Ich danke Ihnen für Ihr Schreiben vom 23. Mai 1961*, mit dem Sie mir Ihre zunehmende Sorge über die verstärkte Propagandatätigkeit der Sowjetzone mitteilen und Ihrer Enttäuschung über die mangelnde Initiative in der Bundesrepublik Ausdruck geben. Sie wissen, daß ich Ihre Sorgen teile und daß meine Enttäuschung nicht geringer ist als die Ihre. Es ist Ihnen bekannt, daß die Bundesregierung sich bereits seit vielen Jahren bemüht hat, Einrichtungen des Rundfunks und Fernsehens zu schaffen, mit denen der östlichen Drohung entgegengetreten werden kann.

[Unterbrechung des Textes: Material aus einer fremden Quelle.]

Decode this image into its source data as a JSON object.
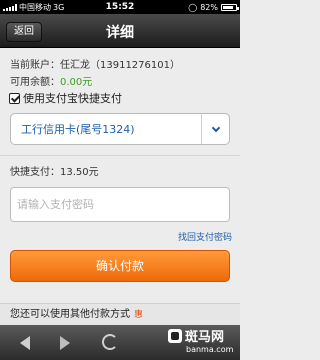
{
  "status_bar": {
    "carrier": "中国移动",
    "network": "3G",
    "time": "15:52",
    "battery_text": "82%",
    "battery_level": 0.82
  },
  "nav": {
    "back_label": "返回",
    "title": "详细"
  },
  "account": {
    "label": "当前账户：",
    "value": "任汇龙（13911276101）"
  },
  "balance": {
    "label": "可用余额：",
    "value": "0.00元"
  },
  "quick_pay_option": {
    "label": "使用支付宝快捷支付",
    "checked": true
  },
  "card_select": {
    "value": "工行信用卡(尾号1324)"
  },
  "quick_pay_amount": {
    "label": "快捷支付：",
    "value": "13.50元"
  },
  "password_input": {
    "placeholder": "请输入支付密码",
    "value": ""
  },
  "forgot_password_link": "找回支付密码",
  "confirm_button": "确认付款",
  "other_methods": {
    "text": "您还可以使用其他付款方式",
    "badge": "惠"
  },
  "watermark": {
    "name": "斑马网",
    "url": "banma.com"
  }
}
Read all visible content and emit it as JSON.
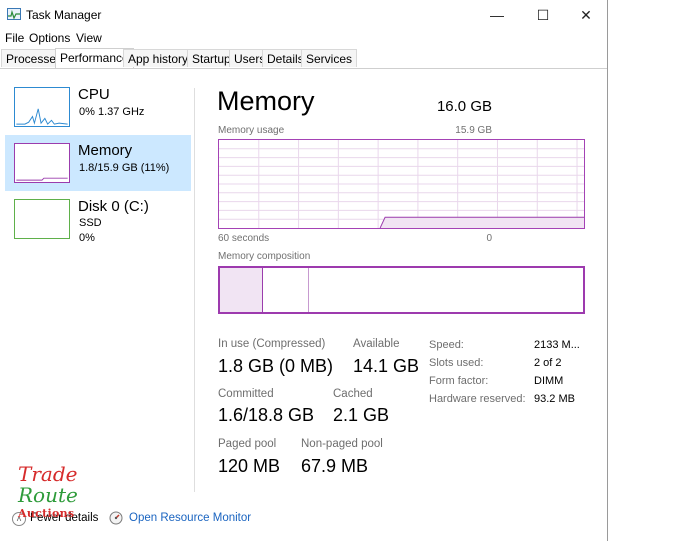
{
  "window": {
    "title": "Task Manager"
  },
  "titlebar": {
    "minimize": "—",
    "maximize": "☐",
    "close": "✕"
  },
  "menu": [
    "File",
    "Options",
    "View"
  ],
  "tabs": [
    "Processes",
    "Performance",
    "App history",
    "Startup",
    "Users",
    "Details",
    "Services"
  ],
  "active_tab": "Performance",
  "sidebar": {
    "items": [
      {
        "title": "CPU",
        "sub1": "0%  1.37 GHz",
        "sub2": ""
      },
      {
        "title": "Memory",
        "sub1": "1.8/15.9 GB (11%)",
        "sub2": ""
      },
      {
        "title": "Disk 0 (C:)",
        "sub1": "SSD",
        "sub2": "0%"
      }
    ],
    "selected": "Memory"
  },
  "main": {
    "title": "Memory",
    "total": "16.0 GB",
    "usage_label": "Memory usage",
    "usage_max": "15.9 GB",
    "time_left": "60 seconds",
    "time_right": "0",
    "composition_label": "Memory composition",
    "stats": {
      "in_use_label": "In use (Compressed)",
      "in_use": "1.8 GB (0 MB)",
      "available_label": "Available",
      "available": "14.1 GB",
      "committed_label": "Committed",
      "committed": "1.6/18.8 GB",
      "cached_label": "Cached",
      "cached": "2.1 GB",
      "paged_label": "Paged pool",
      "paged": "120 MB",
      "nonpaged_label": "Non-paged pool",
      "nonpaged": "67.9 MB"
    },
    "specs": {
      "speed_label": "Speed:",
      "speed": "2133 M...",
      "slots_label": "Slots used:",
      "slots": "2 of 2",
      "form_label": "Form factor:",
      "form": "DIMM",
      "reserved_label": "Hardware reserved:",
      "reserved": "93.2 MB"
    }
  },
  "bottom": {
    "fewer_details": "Fewer details",
    "open_monitor": "Open Resource Monitor"
  },
  "watermark": {
    "line1": "Trade",
    "line2": "Route",
    "line3": "Auctions"
  },
  "colors": {
    "memory": "#9b3cad",
    "cpu": "#2d8ad1",
    "disk": "#5fb04a",
    "selected": "#cce8ff",
    "link": "#1a64c0"
  }
}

Auf dem Gebiete des Rundfunks konstituieren sich zur Zeit die Aufsichtsgremien der beiden Bundesanstalten "Deutsche Welle" und "Deutschlandfunk".** Das Bundesgesetz, mit dem diese beiden Anstalten errichtet worden sind, ist zwar - nach vorhergegangenen langen Verhandlungen mit den Ländern - bereits Anfang Dezember 1960 verkündet worden. Seine Ausführung hat sich jedoch durch die Drohung der SPD mit einer Verfassungsklage gegen den "Deutschlandfunk" verzögert. Der hamburgische Justizsenator, Herr Dr. Drexelius, hat bei der konstituierenden Sitzung der Rundfunkräte der beiden Anstalten noch in diesen Tagen die Erklärung abgegeben, seine Mitwirkung in dem Rundfunkrat bedeute keine Anerkennung der Verfassungsmäßigkeit des Gesetzes. Ich kann das nur so auffassen, daß sich die SPD den Weg nach Karlsruhe offen halten will, wenn die Art und Weise, in der der Sender betrieben wird, nicht ihren Vorstellungen entspricht. Ein allzu großer Optimismus hinsichtlich der Wirksamkeit der nun geschaffenen Bundesrundfunkanstalten ist unter diesen Umständen nicht angebracht.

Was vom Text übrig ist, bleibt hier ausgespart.